My husband does not drink alcohol either. Yet, he loves to talk about the old days when he was a wild teenager drinking with his buddies and getting in trouble. I would drive me crazy to hear him talk like this and it scared me that this would influence our children to want to drink. Really, I think it was just a sign that he was comfortable with his relationship with alcohol and remembering his youth fondly without judging himself or others. He doesn’t want to forget his drinking days, but he has no intention of reviving them. Drinking stays where it belongs for him, in the past.

What a lesson this is for me today! It honestly never really sunk in how paranoid I have been about talking about drinking with any kind of fondness, or of people who drink and talk about drinking fondly. I felt like I might get sucked in and manipulated back into the miserable state I was in before I quit. Of course this would not happen. I was trying way too hard to protect myself!

It is time to change the power dynamic between me and alcohol. My letter will not be a goodbye, rather a letter of love and appreciation:

Dear alcohol,

You have been there for me my whole life and will be with me until the day I die. I trust you will never leave, and I am grateful for all the support, lessons and opportunities you have given me.

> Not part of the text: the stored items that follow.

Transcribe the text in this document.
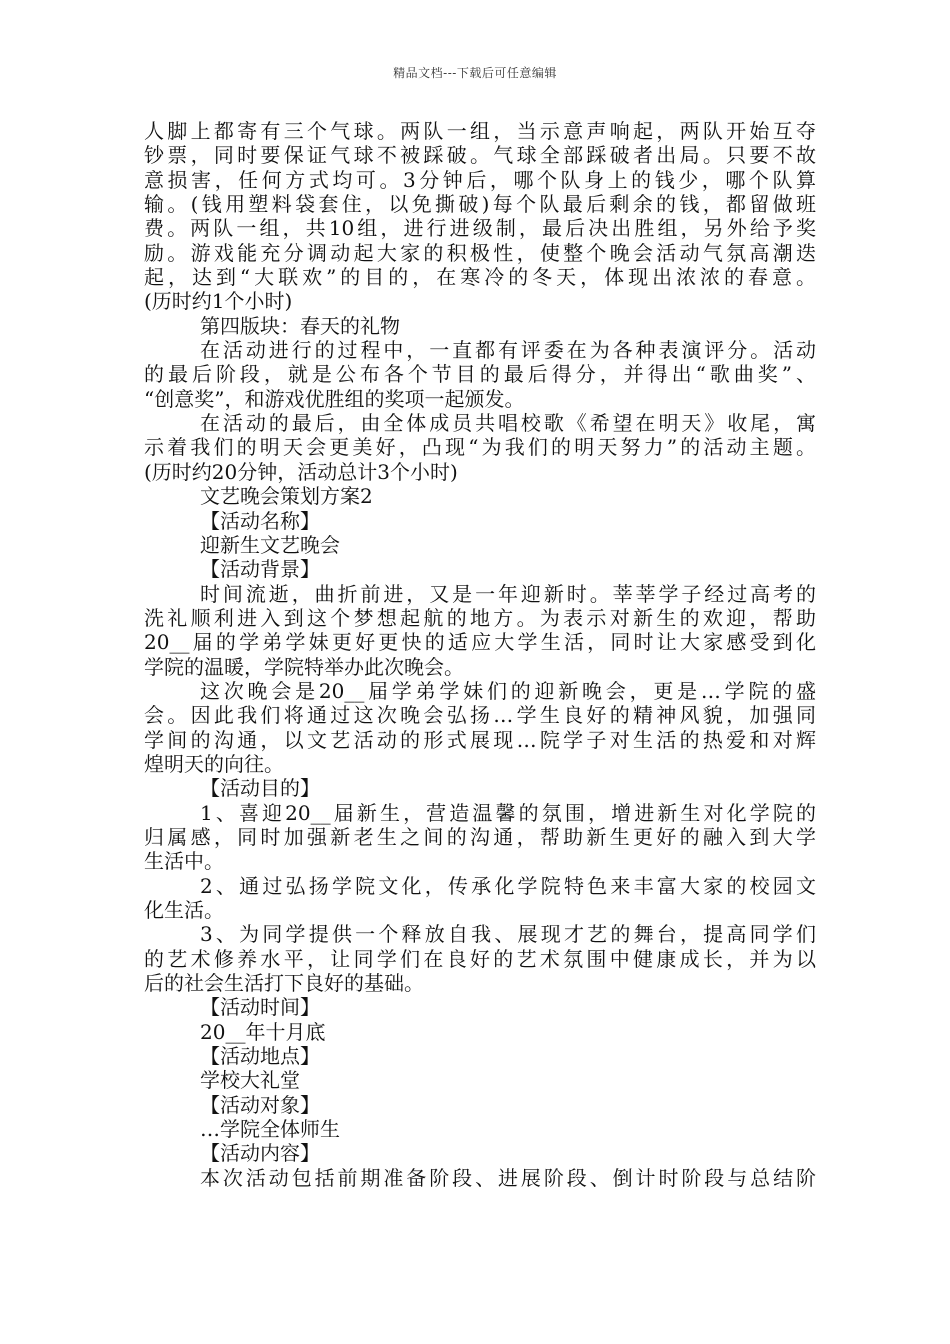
精品文档---下载后可任意编辑
人脚上都寄有三个气球。两队一组，当示意声响起，两队开始互夺
钞票，同时要保证气球不被踩破。气球全部踩破者出局。只要不故
意损害，任何方式均可。3分钟后，哪个队身上的钱少，哪个队算
输。(钱用塑料袋套住，以免撕破)每个队最后剩余的钱，都留做班
费。两队一组，共10组，进行进级制，最后决出胜组，另外给予奖
励。游戏能充分调动起大家的积极性，使整个晚会活动气氛高潮迭
起，达到“大联欢”的目的，在寒冷的冬天，体现出浓浓的春意。
(历时约1个小时)
第四版块：春天的礼物
在活动进行的过程中，一直都有评委在为各种表演评分。活动
的最后阶段，就是公布各个节目的最后得分，并得出“歌曲奖”、
“创意奖”，和游戏优胜组的奖项一起颁发。
在活动的最后，由全体成员共唱校歌《希望在明天》收尾，寓
示着我们的明天会更美好，凸现“为我们的明天努力”的活动主题。
(历时约20分钟，活动总计3个小时)
文艺晚会策划方案2
【活动名称】
迎新生文艺晚会
【活动背景】
时间流逝，曲折前进，又是一年迎新时。莘莘学子经过高考的
洗礼顺利进入到这个梦想起航的地方。为表示对新生的欢迎，帮助
20__届的学弟学妹更好更快的适应大学生活，同时让大家感受到化
学院的温暖，学院特举办此次晚会。
这次晚会是20__届学弟学妹们的迎新晚会，更是…学院的盛
会。因此我们将通过这次晚会弘扬…学生良好的精神风貌，加强同
学间的沟通，以文艺活动的形式展现…院学子对生活的热爱和对辉
煌明天的向往。
【活动目的】
1、喜迎20__届新生，营造温馨的氛围，增进新生对化学院的
归属感，同时加强新老生之间的沟通，帮助新生更好的融入到大学
生活中。
2、通过弘扬学院文化，传承化学院特色来丰富大家的校园文
化生活。
3、为同学提供一个释放自我、展现才艺的舞台，提高同学们
的艺术修养水平，让同学们在良好的艺术氛围中健康成长，并为以
后的社会生活打下良好的基础。
【活动时间】
20__年十月底
【活动地点】
学校大礼堂
【活动对象】
…学院全体师生
【活动内容】
本次活动包括前期准备阶段、进展阶段、倒计时阶段与总结阶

You continue to help me grow and evolve as a person, as I come to understand what you are all about. You have given me a channel for connection with other people. Because of you, I was inspired to dig deep, live consciously and make improvements to my health and lifestyle.

Thank you alcohol, I welcome the memories, good and bad. I look forward to our future together and all that it shall bring. There is enough room in this life for the both of us to live interdependently. I am sorry I ever tried to cut you out of life. You are vital to my past and to my future. I accept, welcome and embrace you.